Two things worth highlighting beyond the architecture itself.
Tied embeddings made concrete. config.json has tie_word_embeddings: true and no lm_head.weight tensor exists in the checkpoint at all, confirmed back in Part 1 by scanning the safetensors index. The LM head is F.linear(x, self.embed_tokens.weight), literally reusing the token embedding table transposed as the output projection back to vocabulary logits. One matrix doing two jobs.
from_config as a classmethod factory. Rather than a constructor that expects ten positional arguments at the call site, this unpacks a raw config dict once. cls(...) rather than Model(...) is deliberate. It keeps working correctly even if Model is ever subclassed, because cls resolves to whatever class the method was actually called on.
With the full Model class written, the obvious next step was a smoke test: instantiate Model.from_config() with the real Qwen3-4B config and verify the parameter count.
Instant crash.
nn.Linear and nn.Embedding allocate fp32 by default. Qwen3-4B has approximately 4 billion parameters. At fp32, that is roughly 16GB just for parameter storage, before a forward pass, before any quantisation step. On an 8GB RAM machine, that is not a close call.
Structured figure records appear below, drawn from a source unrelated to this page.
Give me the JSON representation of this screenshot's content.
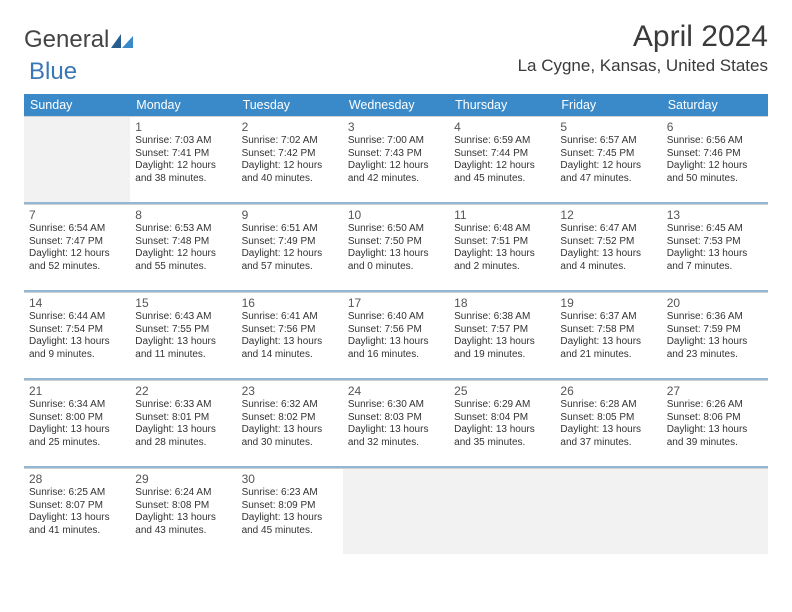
{
  "logo": {
    "part1": "General",
    "part2": "Blue"
  },
  "title": {
    "month": "April 2024",
    "location": "La Cygne, Kansas, United States"
  },
  "colors": {
    "header_bg": "#3a8ac9",
    "rule": "#3a78b5",
    "blank_bg": "#f2f2f2",
    "text": "#333333",
    "page_bg": "#ffffff"
  },
  "dow": [
    "Sunday",
    "Monday",
    "Tuesday",
    "Wednesday",
    "Thursday",
    "Friday",
    "Saturday"
  ],
  "layout": {
    "columns": 7,
    "rows": 5,
    "leading_blanks": 1,
    "trailing_blanks": 4,
    "cell_fontsize_pt": 10,
    "daynum_fontsize_pt": 12,
    "dow_fontsize_pt": 12.5
  },
  "days": [
    {
      "n": "1",
      "sunrise": "Sunrise: 7:03 AM",
      "sunset": "Sunset: 7:41 PM",
      "dl1": "Daylight: 12 hours",
      "dl2": "and 38 minutes."
    },
    {
      "n": "2",
      "sunrise": "Sunrise: 7:02 AM",
      "sunset": "Sunset: 7:42 PM",
      "dl1": "Daylight: 12 hours",
      "dl2": "and 40 minutes."
    },
    {
      "n": "3",
      "sunrise": "Sunrise: 7:00 AM",
      "sunset": "Sunset: 7:43 PM",
      "dl1": "Daylight: 12 hours",
      "dl2": "and 42 minutes."
    },
    {
      "n": "4",
      "sunrise": "Sunrise: 6:59 AM",
      "sunset": "Sunset: 7:44 PM",
      "dl1": "Daylight: 12 hours",
      "dl2": "and 45 minutes."
    },
    {
      "n": "5",
      "sunrise": "Sunrise: 6:57 AM",
      "sunset": "Sunset: 7:45 PM",
      "dl1": "Daylight: 12 hours",
      "dl2": "and 47 minutes."
    },
    {
      "n": "6",
      "sunrise": "Sunrise: 6:56 AM",
      "sunset": "Sunset: 7:46 PM",
      "dl1": "Daylight: 12 hours",
      "dl2": "and 50 minutes."
    },
    {
      "n": "7",
      "sunrise": "Sunrise: 6:54 AM",
      "sunset": "Sunset: 7:47 PM",
      "dl1": "Daylight: 12 hours",
      "dl2": "and 52 minutes."
    },
    {
      "n": "8",
      "sunrise": "Sunrise: 6:53 AM",
      "sunset": "Sunset: 7:48 PM",
      "dl1": "Daylight: 12 hours",
      "dl2": "and 55 minutes."
    },
    {
      "n": "9",
      "sunrise": "Sunrise: 6:51 AM",
      "sunset": "Sunset: 7:49 PM",
      "dl1": "Daylight: 12 hours",
      "dl2": "and 57 minutes."
    },
    {
      "n": "10",
      "sunrise": "Sunrise: 6:50 AM",
      "sunset": "Sunset: 7:50 PM",
      "dl1": "Daylight: 13 hours",
      "dl2": "and 0 minutes."
    },
    {
      "n": "11",
      "sunrise": "Sunrise: 6:48 AM",
      "sunset": "Sunset: 7:51 PM",
      "dl1": "Daylight: 13 hours",
      "dl2": "and 2 minutes."
    },
    {
      "n": "12",
      "sunrise": "Sunrise: 6:47 AM",
      "sunset": "Sunset: 7:52 PM",
      "dl1": "Daylight: 13 hours",
      "dl2": "and 4 minutes."
    },
    {
      "n": "13",
      "sunrise": "Sunrise: 6:45 AM",
      "sunset": "Sunset: 7:53 PM",
      "dl1": "Daylight: 13 hours",
      "dl2": "and 7 minutes."
    },
    {
      "n": "14",
      "sunrise": "Sunrise: 6:44 AM",
      "sunset": "Sunset: 7:54 PM",
      "dl1": "Daylight: 13 hours",
      "dl2": "and 9 minutes."
    },
    {
      "n": "15",
      "sunrise": "Sunrise: 6:43 AM",
      "sunset": "Sunset: 7:55 PM",
      "dl1": "Daylight: 13 hours",
      "dl2": "and 11 minutes."
    },
    {
      "n": "16",
      "sunrise": "Sunrise: 6:41 AM",
      "sunset": "Sunset: 7:56 PM",
      "dl1": "Daylight: 13 hours",
      "dl2": "and 14 minutes."
    },
    {
      "n": "17",
      "sunrise": "Sunrise: 6:40 AM",
      "sunset": "Sunset: 7:56 PM",
      "dl1": "Daylight: 13 hours",
      "dl2": "and 16 minutes."
    },
    {
      "n": "18",
      "sunrise": "Sunrise: 6:38 AM",
      "sunset": "Sunset: 7:57 PM",
      "dl1": "Daylight: 13 hours",
      "dl2": "and 19 minutes."
    },
    {
      "n": "19",
      "sunrise": "Sunrise: 6:37 AM",
      "sunset": "Sunset: 7:58 PM",
      "dl1": "Daylight: 13 hours",
      "dl2": "and 21 minutes."
    },
    {
      "n": "20",
      "sunrise": "Sunrise: 6:36 AM",
      "sunset": "Sunset: 7:59 PM",
      "dl1": "Daylight: 13 hours",
      "dl2": "and 23 minutes."
    },
    {
      "n": "21",
      "sunrise": "Sunrise: 6:34 AM",
      "sunset": "Sunset: 8:00 PM",
      "dl1": "Daylight: 13 hours",
      "dl2": "and 25 minutes."
    },
    {
      "n": "22",
      "sunrise": "Sunrise: 6:33 AM",
      "sunset": "Sunset: 8:01 PM",
      "dl1": "Daylight: 13 hours",
      "dl2": "and 28 minutes."
    },
    {
      "n": "23",
      "sunrise": "Sunrise: 6:32 AM",
      "sunset": "Sunset: 8:02 PM",
      "dl1": "Daylight: 13 hours",
      "dl2": "and 30 minutes."
    },
    {
      "n": "24",
      "sunrise": "Sunrise: 6:30 AM",
      "sunset": "Sunset: 8:03 PM",
      "dl1": "Daylight: 13 hours",
      "dl2": "and 32 minutes."
    },
    {
      "n": "25",
      "sunrise": "Sunrise: 6:29 AM",
      "sunset": "Sunset: 8:04 PM",
      "dl1": "Daylight: 13 hours",
      "dl2": "and 35 minutes."
    },
    {
      "n": "26",
      "sunrise": "Sunrise: 6:28 AM",
      "sunset": "Sunset: 8:05 PM",
      "dl1": "Daylight: 13 hours",
      "dl2": "and 37 minutes."
    },
    {
      "n": "27",
      "sunrise": "Sunrise: 6:26 AM",
      "sunset": "Sunset: 8:06 PM",
      "dl1": "Daylight: 13 hours",
      "dl2": "and 39 minutes."
    },
    {
      "n": "28",
      "sunrise": "Sunrise: 6:25 AM",
      "sunset": "Sunset: 8:07 PM",
      "dl1": "Daylight: 13 hours",
      "dl2": "and 41 minutes."
    },
    {
      "n": "29",
      "sunrise": "Sunrise: 6:24 AM",
      "sunset": "Sunset: 8:08 PM",
      "dl1": "Daylight: 13 hours",
      "dl2": "and 43 minutes."
    },
    {
      "n": "30",
      "sunrise": "Sunrise: 6:23 AM",
      "sunset": "Sunset: 8:09 PM",
      "dl1": "Daylight: 13 hours",
      "dl2": "and 45 minutes."
    }
  ]
}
This exposed something easy to miss: quantisation via bitsandbytes (the plan for fitting the 4B model onto the GTX 1080's 8GB VRAM) only helps when weights are being loaded for actual inference or training on GPU. It does nothing for a naive fresh instantiation sitting in system RAM. The full fp32 allocation has to exist first regardless of what you plan to do with it afterward.
model.safetensors, no sharding, approximately 2.4GB at fp32, comfortably within 8GB RAM. Because every hand-written class is fully parameterised off config numbers rather than hardcoding Qwen3-4B's specific dimensions anywhere, zero code changes were needed. Model.from_config() just gets pointed at the 0.6B checkpoint's config.json instead. The real 4B checkpoint remains the eventual target once weight loading moves to GPU with 4-bit quantisation.The hand-written stack is architecturally complete. The next session downloads the Qwen3-0.6B config, weights, and tokenizer, inspects the tensor names the same way Part 1 inspected the 4B checkpoint, then loads those real weights into the hand-written Model and verifies logits against the official AutoModelForCausalLM as ground truth.
Once that verification passes, the language model side is done. Attention turns to the ViT encoder and trainable projector.